I have a .env file with a bunch of secrets in it that I make sure to add to my .gitignore. This is a production-worthy exercise if implemented correctly. If you are storing your secrets in plain text in your code, and storing your code on GitHub, you might as well have posted your secrets on Twitter.

You’ll notice that has nothing to do with the actual Watson service or the service credentials. But I wanted to make a point that the hardest part of using the tone analyzer service (for me) was hiding the secrets (in code the someone else started). With my secrets hidden, I can do this:

var client = new Twitter({
consumer_key: consumer_key,
consumer_secret: consumer_secret,
access_token_key: access_token_key,
access_token_secret: access_token_secret
});

I grab my tweets, send them to my microservice (PubNub) to call the tone analyzer, analyze them for … wait for it… tone, and then send it back a tone score for the tweets. And more importantly, I can demo to a crowd of thousands and not expect to get my API limit cut off. Get your own API keys!

I’ll do a more in-depth technical post when I’m done with this. Here’s the repo, WIP: https://github.com/akeller/brandcomp-reboot

Talk to You Later

Watson isn’t the only thing we are covering within the advocate teams across IBM. It just happens to be the biggest because Watson is many, many things.

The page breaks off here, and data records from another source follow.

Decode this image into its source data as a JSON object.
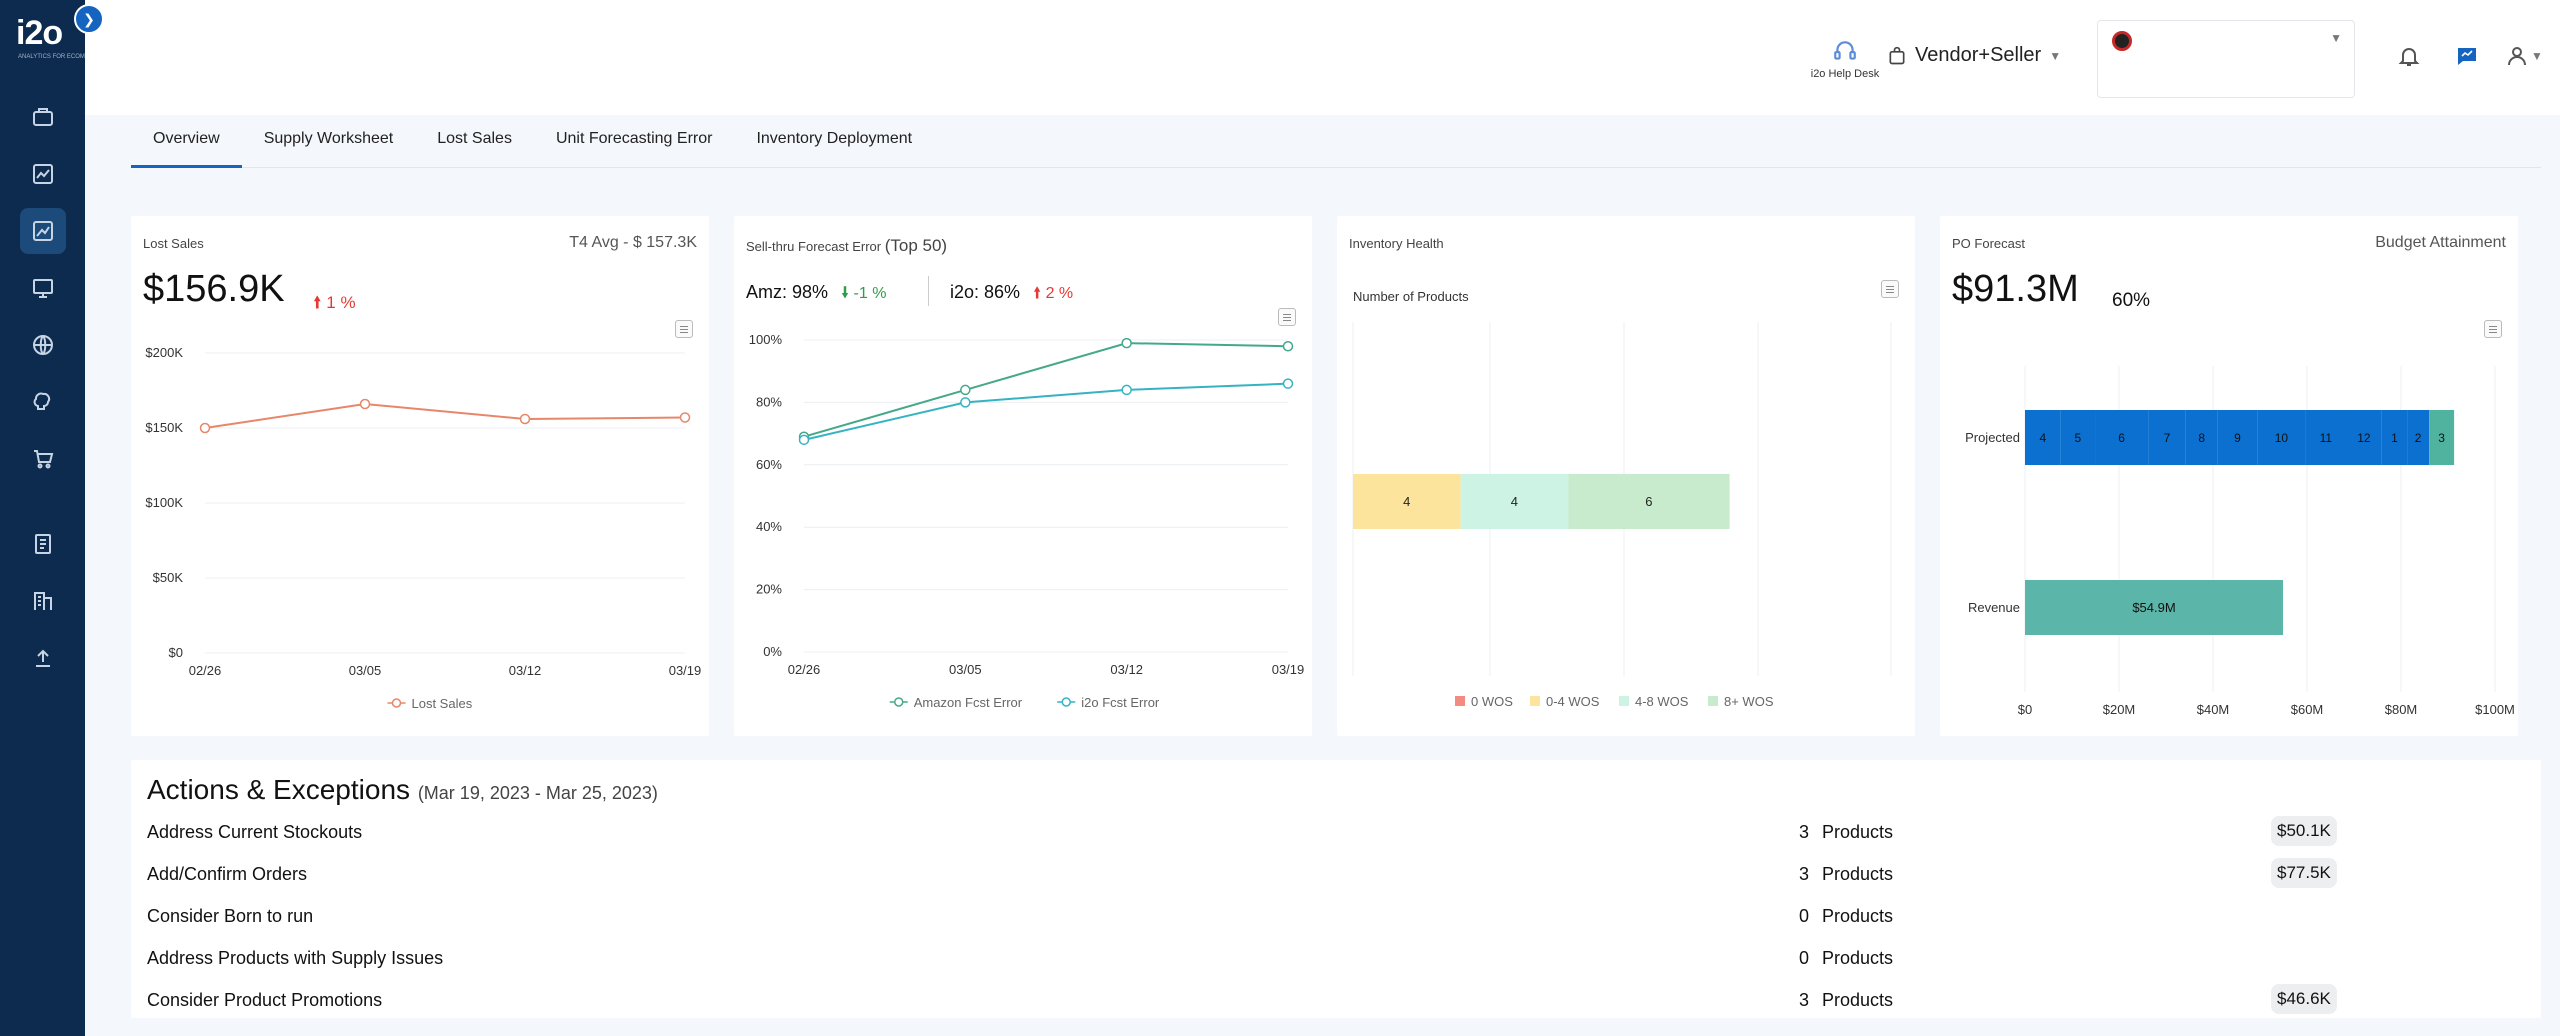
{
  "brand": {
    "logo": "i2o",
    "tagline": "ANALYTICS FOR ECOMMERCE"
  },
  "sidebar": {
    "expand_icon": "chevron-right-icon",
    "items": [
      {
        "icon": "briefcase-icon",
        "active": false
      },
      {
        "icon": "chart-area-icon",
        "active": false
      },
      {
        "icon": "trend-chart-icon",
        "active": true
      },
      {
        "icon": "monitor-icon",
        "active": false
      },
      {
        "icon": "globe-icon",
        "active": false
      },
      {
        "icon": "brain-icon",
        "active": false
      },
      {
        "icon": "cart-icon",
        "active": false
      },
      {
        "icon": "book-icon",
        "active": false
      },
      {
        "icon": "building-icon",
        "active": false
      },
      {
        "icon": "upload-icon",
        "active": false
      }
    ]
  },
  "header": {
    "helpdesk_label": "i2o Help Desk",
    "vendor_label": "Vendor+Seller",
    "icons": [
      "headset-icon",
      "bell-icon",
      "chat-icon",
      "user-icon"
    ]
  },
  "tabs": [
    {
      "label": "Overview",
      "active": true
    },
    {
      "label": "Supply Worksheet",
      "active": false
    },
    {
      "label": "Lost Sales",
      "active": false
    },
    {
      "label": "Unit Forecasting Error",
      "active": false
    },
    {
      "label": "Inventory Deployment",
      "active": false
    }
  ],
  "lost_sales_card": {
    "title": "Lost Sales",
    "avg": "T4 Avg - $ 157.3K",
    "kpi": "$156.9K",
    "change": "1 %"
  },
  "forecast_card": {
    "title": "Sell-thru Forecast Error",
    "subtitle": "(Top 50)",
    "amz": "Amz: 98%",
    "amz_change": "-1 %",
    "i2o": "i2o: 86%",
    "i2o_change": "2 %"
  },
  "inventory_card": {
    "title": "Inventory Health"
  },
  "po_card": {
    "title": "PO Forecast",
    "right": "Budget Attainment",
    "kpi": "$91.3M",
    "pct": "60%"
  },
  "chart_data": [
    {
      "type": "line",
      "x": [
        "02/26",
        "03/05",
        "03/12",
        "03/19"
      ],
      "y_ticks": [
        "$200K",
        "$150K",
        "$100K",
        "$50K",
        "$0"
      ],
      "ylim": [
        0,
        200000
      ],
      "series": [
        {
          "name": "Lost Sales",
          "values": [
            150000,
            166000,
            156000,
            157000
          ],
          "color": "#e8866a"
        }
      ]
    },
    {
      "type": "line",
      "x": [
        "02/26",
        "03/05",
        "03/12",
        "03/19"
      ],
      "y_ticks": [
        "100%",
        "80%",
        "60%",
        "40%",
        "20%",
        "0%"
      ],
      "ylim": [
        0,
        100
      ],
      "series": [
        {
          "name": "Amazon Fcst Error",
          "values": [
            69,
            84,
            99,
            98
          ],
          "color": "#45a88a"
        },
        {
          "name": "i2o Fcst Error",
          "values": [
            68,
            80,
            84,
            86
          ],
          "color": "#36b3c2"
        }
      ]
    },
    {
      "type": "bar",
      "orientation": "horizontal-stacked",
      "ylabel": "Number of Products",
      "segments": [
        {
          "name": "0 WOS",
          "value": 0,
          "color": "#f28b82"
        },
        {
          "name": "0-4 WOS",
          "value": 4,
          "color": "#fde49c"
        },
        {
          "name": "4-8 WOS",
          "value": 4,
          "color": "#cdf3e4"
        },
        {
          "name": "8+ WOS",
          "value": 6,
          "color": "#c8ebce"
        }
      ],
      "xlim": [
        0,
        20
      ]
    },
    {
      "type": "bar",
      "orientation": "horizontal-stacked",
      "categories": [
        "Projected",
        "Revenue"
      ],
      "x_ticks": [
        "$0",
        "$20M",
        "$40M",
        "$60M",
        "$80M",
        "$100M"
      ],
      "xlim": [
        0,
        100
      ],
      "projected_segments": [
        {
          "label": "4",
          "value": 7.6
        },
        {
          "label": "5",
          "value": 7.3
        },
        {
          "label": "6",
          "value": 11.3
        },
        {
          "label": "7",
          "value": 8
        },
        {
          "label": "8",
          "value": 6.8
        },
        {
          "label": "9",
          "value": 8.4
        },
        {
          "label": "10",
          "value": 10.3
        },
        {
          "label": "11",
          "value": 8.6
        },
        {
          "label": "12",
          "value": 7.6
        },
        {
          "label": "1",
          "value": 5.4
        },
        {
          "label": "2",
          "value": 4.7
        },
        {
          "label": "3",
          "value": 5.3
        }
      ],
      "projected_color": "#0b70cf",
      "last_color": "#4fb3a0",
      "revenue": {
        "label": "$54.9M",
        "value": 54.9,
        "color": "#5bb5a8"
      }
    }
  ],
  "actions": {
    "title": "Actions & Exceptions",
    "range": "(Mar 19, 2023  -  Mar 25, 2023)",
    "unit": "Products",
    "rows": [
      {
        "label": "Address Current Stockouts",
        "count": "3",
        "value": "$50.1K"
      },
      {
        "label": "Add/Confirm Orders",
        "count": "3",
        "value": "$77.5K"
      },
      {
        "label": "Consider Born to run",
        "count": "0",
        "value": ""
      },
      {
        "label": "Address Products with Supply Issues",
        "count": "0",
        "value": ""
      },
      {
        "label": "Consider Product Promotions",
        "count": "3",
        "value": "$46.6K"
      }
    ]
  }
}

If you are a developer looking for a visual recognition service, I recommend checking out Watson Visual Recognition. It gets you up and running without having to roll your own model, which is huge if you want to identify something Watson has already classified. Really, any of the Watson APIs are probably really good starting points, but it’s obviously up to you and the problem you are trying to solve.

Thanks for hanging in there as this post was a little all over the place, but its a pretty accurate representation of my day-to-day in the office context switching between APIs and events.